Charleston Church Shooting Survivor Recounts Watching Her Son Die at Dylann Roof Trial
Felicia Sanders was at a bible study on June 17, 2015, when Dylann Roof came in.
— -- When Dylann Roof opened fire at a church in Charleston last summer, Felicia Sanders clutched her granddaughter tight and told her to play dead.
"I muzzled her face to my body so tight," she testified in federal court. "I could feel the warm blood flowing on each side of me."
"I was just waiting on my turn," she said. "Even if I got shot, I just didn't want my granddaughter to get shot."
A look back at the tragic Emanuel AME Church shooting
Amidst the chaos and the bloodshed, her youngest son, Tywanza, stood up and confronted the assailant: "Why are you doing this?" he asked, according to Sanders' testimony.
"And he told our son, 'I have to do this because ya'll raping our women and taking over the world,'" Sanders said. "And that's when [the gunman] put about five bullets in my son."
A tearful Sanders then recalled watching her son die.
"We watched him take his last breath," she said. "I watched my son come into this world, and I watched my son leave this world."
Roof, who is white, is accused of fatally shooting nine black parishioners, including Sanders' son, during a Bible study at the predominantly black Emanuel AME Church on June 17, 2015. Sanders and her granddaughter survived without physical injury.
Roof, who was 21 at the time, entered the Emanuel AME Church armed and "with the intent of killing African-Americans engaged in the exercise of their religious beliefs," according to the federal indictment against him.
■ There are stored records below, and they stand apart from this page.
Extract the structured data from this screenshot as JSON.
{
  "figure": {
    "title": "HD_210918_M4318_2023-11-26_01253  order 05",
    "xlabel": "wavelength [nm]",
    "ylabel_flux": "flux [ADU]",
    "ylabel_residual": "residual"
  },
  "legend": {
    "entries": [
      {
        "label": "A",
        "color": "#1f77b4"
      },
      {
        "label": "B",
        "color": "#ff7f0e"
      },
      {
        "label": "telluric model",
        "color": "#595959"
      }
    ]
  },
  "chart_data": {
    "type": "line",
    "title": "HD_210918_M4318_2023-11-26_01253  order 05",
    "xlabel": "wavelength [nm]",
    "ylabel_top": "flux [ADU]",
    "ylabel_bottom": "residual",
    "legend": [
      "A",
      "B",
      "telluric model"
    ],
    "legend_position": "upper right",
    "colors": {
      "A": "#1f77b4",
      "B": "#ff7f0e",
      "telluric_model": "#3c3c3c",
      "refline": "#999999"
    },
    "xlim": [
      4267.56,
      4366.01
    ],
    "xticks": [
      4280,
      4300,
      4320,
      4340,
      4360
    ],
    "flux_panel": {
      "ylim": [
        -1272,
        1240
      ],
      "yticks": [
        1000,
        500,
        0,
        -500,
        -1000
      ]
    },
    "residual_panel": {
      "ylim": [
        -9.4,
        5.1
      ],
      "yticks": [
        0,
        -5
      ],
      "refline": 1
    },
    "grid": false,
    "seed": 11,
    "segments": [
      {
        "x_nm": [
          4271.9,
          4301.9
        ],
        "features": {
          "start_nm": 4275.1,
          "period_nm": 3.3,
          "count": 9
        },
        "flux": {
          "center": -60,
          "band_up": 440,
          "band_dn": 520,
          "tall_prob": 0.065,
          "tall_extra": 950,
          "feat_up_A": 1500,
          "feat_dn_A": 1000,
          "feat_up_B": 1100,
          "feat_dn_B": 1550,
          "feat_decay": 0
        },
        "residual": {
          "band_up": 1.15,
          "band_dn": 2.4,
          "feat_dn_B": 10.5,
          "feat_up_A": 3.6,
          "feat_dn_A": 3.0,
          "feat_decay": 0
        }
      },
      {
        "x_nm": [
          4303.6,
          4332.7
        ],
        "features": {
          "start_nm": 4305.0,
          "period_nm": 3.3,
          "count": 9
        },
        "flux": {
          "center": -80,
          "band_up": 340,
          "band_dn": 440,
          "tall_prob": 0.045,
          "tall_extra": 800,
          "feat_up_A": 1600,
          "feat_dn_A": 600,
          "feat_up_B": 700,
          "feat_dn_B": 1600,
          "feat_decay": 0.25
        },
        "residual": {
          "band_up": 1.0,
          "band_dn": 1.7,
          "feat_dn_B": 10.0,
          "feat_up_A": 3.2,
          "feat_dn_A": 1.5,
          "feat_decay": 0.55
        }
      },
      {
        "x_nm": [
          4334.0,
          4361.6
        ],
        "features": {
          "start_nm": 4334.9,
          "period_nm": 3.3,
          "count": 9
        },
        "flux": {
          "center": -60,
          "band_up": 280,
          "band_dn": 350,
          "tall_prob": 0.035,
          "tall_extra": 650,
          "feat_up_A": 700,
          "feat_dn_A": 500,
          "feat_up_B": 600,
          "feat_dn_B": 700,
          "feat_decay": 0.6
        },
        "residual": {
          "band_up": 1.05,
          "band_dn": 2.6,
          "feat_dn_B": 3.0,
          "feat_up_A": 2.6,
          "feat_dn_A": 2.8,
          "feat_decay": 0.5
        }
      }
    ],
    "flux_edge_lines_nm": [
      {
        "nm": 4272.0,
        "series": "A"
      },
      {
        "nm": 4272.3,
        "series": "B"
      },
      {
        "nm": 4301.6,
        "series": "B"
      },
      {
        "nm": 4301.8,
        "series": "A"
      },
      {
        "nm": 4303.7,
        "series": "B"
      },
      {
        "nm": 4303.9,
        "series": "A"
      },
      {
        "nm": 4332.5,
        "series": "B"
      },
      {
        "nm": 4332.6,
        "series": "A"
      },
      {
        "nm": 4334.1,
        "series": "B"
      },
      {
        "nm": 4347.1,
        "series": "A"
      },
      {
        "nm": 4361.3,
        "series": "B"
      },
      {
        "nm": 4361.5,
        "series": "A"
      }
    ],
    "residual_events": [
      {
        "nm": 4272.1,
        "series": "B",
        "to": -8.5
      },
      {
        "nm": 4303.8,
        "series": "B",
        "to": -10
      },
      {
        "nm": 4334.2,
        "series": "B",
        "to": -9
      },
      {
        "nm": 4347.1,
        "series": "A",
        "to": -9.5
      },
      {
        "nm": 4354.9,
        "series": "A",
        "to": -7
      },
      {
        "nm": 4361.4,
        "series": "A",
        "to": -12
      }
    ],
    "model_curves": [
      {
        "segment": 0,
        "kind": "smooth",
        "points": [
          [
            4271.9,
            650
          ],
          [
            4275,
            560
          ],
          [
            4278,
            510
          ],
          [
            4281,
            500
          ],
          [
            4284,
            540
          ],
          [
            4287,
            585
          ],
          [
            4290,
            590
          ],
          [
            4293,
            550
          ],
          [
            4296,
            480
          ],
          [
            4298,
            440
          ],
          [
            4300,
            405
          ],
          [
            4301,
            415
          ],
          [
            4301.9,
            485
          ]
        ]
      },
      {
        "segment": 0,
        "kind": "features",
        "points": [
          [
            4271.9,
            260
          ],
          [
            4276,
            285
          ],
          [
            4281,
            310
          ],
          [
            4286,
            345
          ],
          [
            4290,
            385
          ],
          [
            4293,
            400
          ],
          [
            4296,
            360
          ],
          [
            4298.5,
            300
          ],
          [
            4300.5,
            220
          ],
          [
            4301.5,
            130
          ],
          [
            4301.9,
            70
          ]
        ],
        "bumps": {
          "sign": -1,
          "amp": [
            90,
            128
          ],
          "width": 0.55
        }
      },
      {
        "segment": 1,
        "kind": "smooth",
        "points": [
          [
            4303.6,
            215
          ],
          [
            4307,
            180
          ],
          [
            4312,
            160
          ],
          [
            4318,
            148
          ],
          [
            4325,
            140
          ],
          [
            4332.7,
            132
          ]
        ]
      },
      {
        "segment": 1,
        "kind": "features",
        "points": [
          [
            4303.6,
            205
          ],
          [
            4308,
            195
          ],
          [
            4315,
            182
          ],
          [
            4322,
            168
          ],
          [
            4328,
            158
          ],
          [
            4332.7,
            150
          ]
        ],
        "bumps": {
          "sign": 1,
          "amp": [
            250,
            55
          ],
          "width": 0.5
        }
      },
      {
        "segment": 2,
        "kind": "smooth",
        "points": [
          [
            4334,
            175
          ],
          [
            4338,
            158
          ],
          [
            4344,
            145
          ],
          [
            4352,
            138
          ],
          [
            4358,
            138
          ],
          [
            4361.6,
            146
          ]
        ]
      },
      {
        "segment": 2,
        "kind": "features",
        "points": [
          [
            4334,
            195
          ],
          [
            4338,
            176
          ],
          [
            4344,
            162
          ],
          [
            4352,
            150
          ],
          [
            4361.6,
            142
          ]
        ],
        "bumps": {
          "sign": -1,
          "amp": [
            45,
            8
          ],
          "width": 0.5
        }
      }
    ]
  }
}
The parishioners welcomed Roof into their Bible study group, according to the indictment, after which Roof drew his pistol and opened fire.
The 33 federal counts against Roof include hate crimes resulting in death and obstruction of exercise of religion resulting in death.
Roof has pleaded not guilty.
He also faces a state trial, set for early next year, in which he may also face the death penalty.